Running Free. 2019

A dream, so specific.

Dreaming of my youth is not such a particular idea. Many do. For years while I had young babies of my own, I dreamt of swimming out in the rain to ready myself for banquet. Or finding the paths of women in the woods before me, the brush hadn’t been cleared in years. 

Sitting on rocks discussing the meaning of life and how I will attend it better or differently or the same. The afternoon heat, writing a postcard for my dinner. Or standing watching myself and others in a shared reflection.

I dream of a subculture that was so specific, and so compartmentalized from my life. There were rituals and spoken guidance. For a decade of summers spread over more years than that, I was allowed to be one who wandered, who looked, who knew not, but was. 

I dreamed so much when I was first out west. As a young mother. I gathered my others to this place. I married. Here. I introduced this with that. I fell into a trance and nursed my son as I sat in front of the fireplace. I counted steps, while we danced to the band, where I had sang nightly.

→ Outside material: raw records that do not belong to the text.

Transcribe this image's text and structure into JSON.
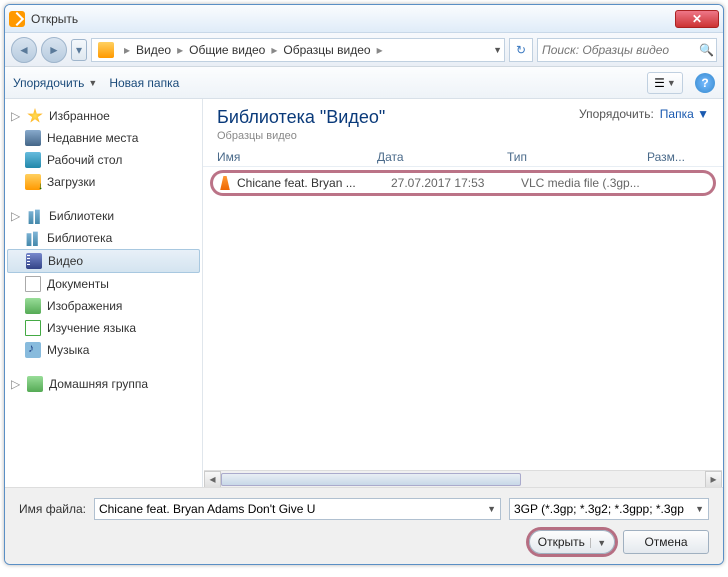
{
  "window": {
    "title": "Открыть"
  },
  "breadcrumb": {
    "items": [
      "Видео",
      "Общие видео",
      "Образцы видео"
    ]
  },
  "search": {
    "placeholder": "Поиск: Образцы видео"
  },
  "toolbar": {
    "organize": "Упорядочить",
    "new_folder": "Новая папка"
  },
  "sidebar": {
    "favorites": {
      "label": "Избранное",
      "items": [
        "Недавние места",
        "Рабочий стол",
        "Загрузки"
      ]
    },
    "libraries": {
      "label": "Библиотеки",
      "items": [
        "Библиотека",
        "Видео",
        "Документы",
        "Изображения",
        "Изучение языка",
        "Музыка"
      ]
    },
    "homegroup": {
      "label": "Домашняя группа"
    }
  },
  "library": {
    "title": "Библиотека \"Видео\"",
    "subtitle": "Образцы видео",
    "sort_label": "Упорядочить:",
    "sort_value": "Папка"
  },
  "columns": {
    "name": "Имя",
    "date": "Дата",
    "type": "Тип",
    "size": "Разм..."
  },
  "files": [
    {
      "name": "Chicane feat. Bryan ...",
      "date": "27.07.2017 17:53",
      "type": "VLC media file (.3gp..."
    }
  ],
  "footer": {
    "filename_label": "Имя файла:",
    "filename_value": "Chicane feat. Bryan Adams Don't Give U",
    "filter": "3GP (*.3gp; *.3g2; *.3gpp; *.3gp",
    "open": "Открыть",
    "cancel": "Отмена"
  }
}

We photographed that day. And that day was one more pivot marked in place. 

Last summer I returned. Alone, I walked. I breathed deep, the smells. I felt the paths under my feet. The place I was truly kissed in all its disgustingness for the first time. The place I learned the Lord’s Prayer to fit in, and the place I wept as I walked to the alter. The place I learned to save lives, to drive a motor boat before I had my license, to sail sail sail. To shoot an arrow. To laugh with women younger, and older. To sit in a boat just to follow the stories of those before me. To follow the wind, giving boundaries to my possibilities.

It was here I learned to deal with swimming nakedness. To enjoy my swimming nakedness. To defy my fears of the other places in my life, I felt the water. In my return, I found the place I swam to sitting on the ground.